August 5, 2015 - Only 29% of Peruvian adults have an account at a formal financial institution, according to the 2014 Global Findex. This despite the fact that the Global Microscope places Peru as the country with the best enabling environment for microfinance and financial inclusion.
To close this gap, Peru is stepping up its commitment to financial inclusion.
In July 2015, the country launched a National Financial Inclusion Strategy, which commits the government to ensuring that at least 75% of adults have access to a transaction account by 2021.
Why does financial inclusion matter? With no access to formal financial services it’s difficult for people to build up savings or buy insurance, which makes households more vulnerable to potential risks and shocks. Also, small businesses find it difficult to build assets or obtain financing to increase productivity, expand or hire more people.

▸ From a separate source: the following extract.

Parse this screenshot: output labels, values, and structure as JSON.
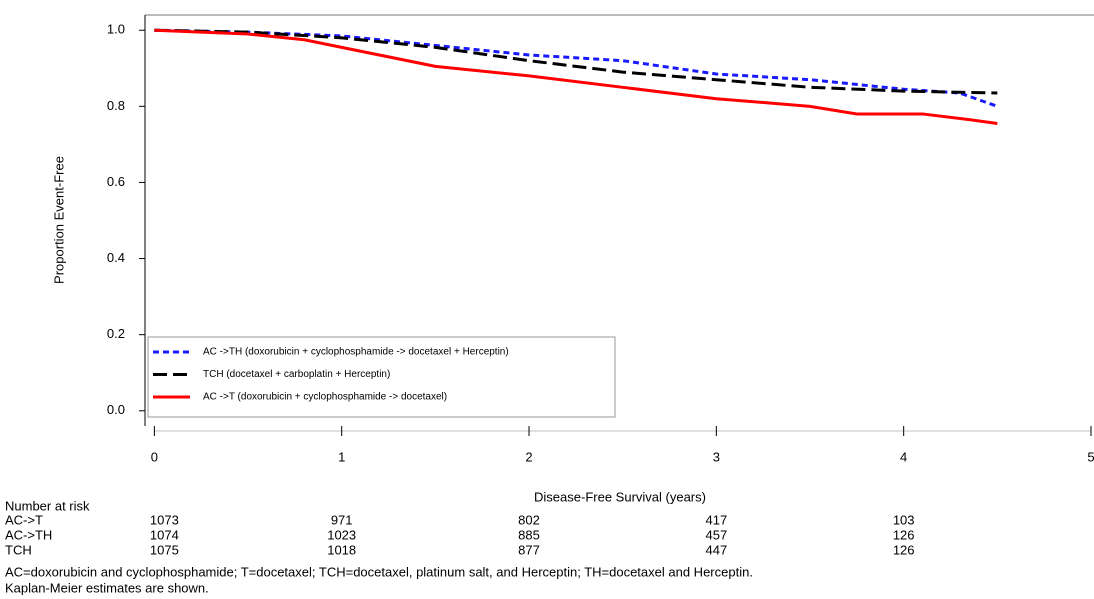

Financial inclusion is among the World Bank Group's top priorities to end extreme poverty and boost shared prosperity, since financial access underpins inclusive economic growth and enables people to have more control over their finances.

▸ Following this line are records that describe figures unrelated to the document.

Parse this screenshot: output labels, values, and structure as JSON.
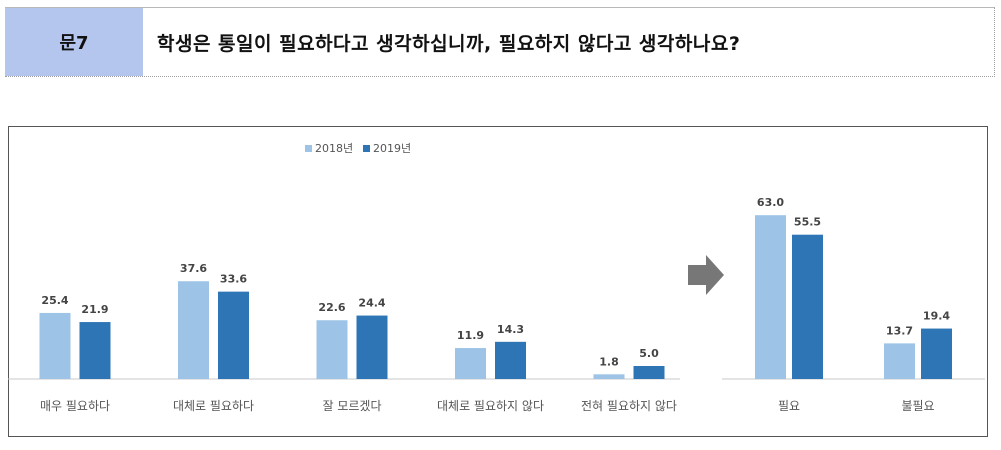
{
  "question": {
    "number": "문7",
    "text": "학생은 통일이 필요하다고 생각하십니까, 필요하지 않다고 생각하나요?"
  },
  "colors": {
    "s2018": "#9dc3e6",
    "s2019": "#2e75b6",
    "arrow": "#777777",
    "axis": "#c8c8c8"
  },
  "chart_data": [
    {
      "type": "bar",
      "categories": [
        "매우 필요하다",
        "대체로 필요하다",
        "잘 모르겠다",
        "대체로 필요하지 않다",
        "전혀 필요하지 않다"
      ],
      "series": [
        {
          "name": "2018년",
          "values": [
            25.4,
            37.6,
            22.6,
            11.9,
            1.8
          ]
        },
        {
          "name": "2019년",
          "values": [
            21.9,
            33.6,
            24.4,
            14.3,
            5.0
          ]
        }
      ],
      "legend": "top-center"
    },
    {
      "type": "bar",
      "categories": [
        "필요",
        "불필요"
      ],
      "series": [
        {
          "name": "2018년",
          "values": [
            63.0,
            13.7
          ]
        },
        {
          "name": "2019년",
          "values": [
            55.5,
            19.4
          ]
        }
      ]
    }
  ]
}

Ensuring adults have access to a transaction account as a first step toward financial inclusion, where people can make use of appropriate financial services, including savings, payments, credit and insurance, is the cornerstone of the World Bank Group’s goal to achieve Universal Financial Access (UFA) by 2020, which calls for providing financial access for the remaining 2 billion unbanked adults worldwide.
Financial inclusion has also been identified as one of the UN’s Sustainable Development Goals, a set of targets that will guide the international development agenda over the next decade.

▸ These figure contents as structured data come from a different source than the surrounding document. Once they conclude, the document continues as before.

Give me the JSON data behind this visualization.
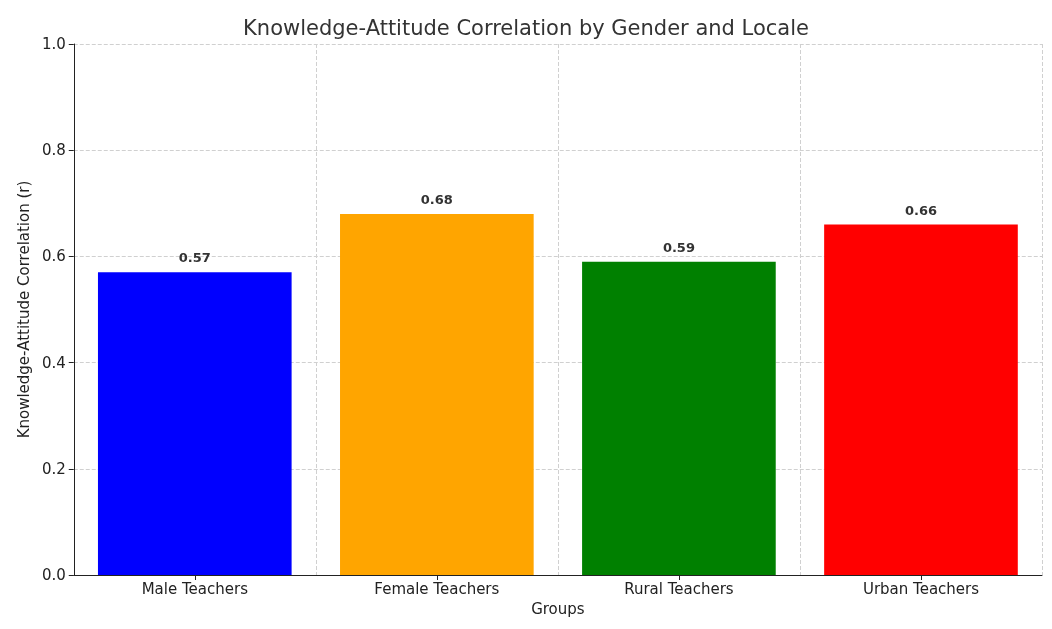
{
  "chart_data": {
    "type": "bar",
    "title": "Knowledge-Attitude Correlation by Gender and Locale",
    "xlabel": "Groups",
    "ylabel": "Knowledge-Attitude Correlation (r)",
    "categories": [
      "Male Teachers",
      "Female Teachers",
      "Rural Teachers",
      "Urban Teachers"
    ],
    "values": [
      0.57,
      0.68,
      0.59,
      0.66
    ],
    "colors": [
      "#0000ff",
      "#ffa500",
      "#008000",
      "#ff0000"
    ],
    "ylim": [
      0,
      1
    ],
    "yticks": [
      {
        "value": 0,
        "label": "0.0"
      },
      {
        "value": 0.2,
        "label": "0.2"
      },
      {
        "value": 0.4,
        "label": "0.4"
      },
      {
        "value": 0.6,
        "label": "0.6"
      },
      {
        "value": 0.8,
        "label": "0.8"
      },
      {
        "value": 1,
        "label": "1.0"
      }
    ],
    "grid": true,
    "data_labels": true
  }
}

Peru is one of the 25 priority countries where the World Bank Group is focusing its financial inclusion efforts.
The country’s National Financial Inclusion Strategy is a significant step up toward this goal, and is in line with the World Bank Group’s UFA2020 vision.
Research also shows that countries that have invested in devising and implementing a national financial inclusion strategy (NFIS) have been more successful and effective in reaching set targets. On average, there is a 10% increase in the percentage of adults with an account at a formal financial institution for countries that launched an NFIS after 2007, whereas the increase is only 5% for those countries that have not launched an NFIS.
Peru escalated its commitment toward financial access in early 2014 with the establishment of a Multisectoral Financial Inclusion Commission to coordinate efforts among relevant stakeholders. With the World Bank’s support, the Commission then designed and formulated the country’s National Financial Inclusion Strategy. The strategy is the result of extensive engagements and consultations with government agencies and private sector stakeholders.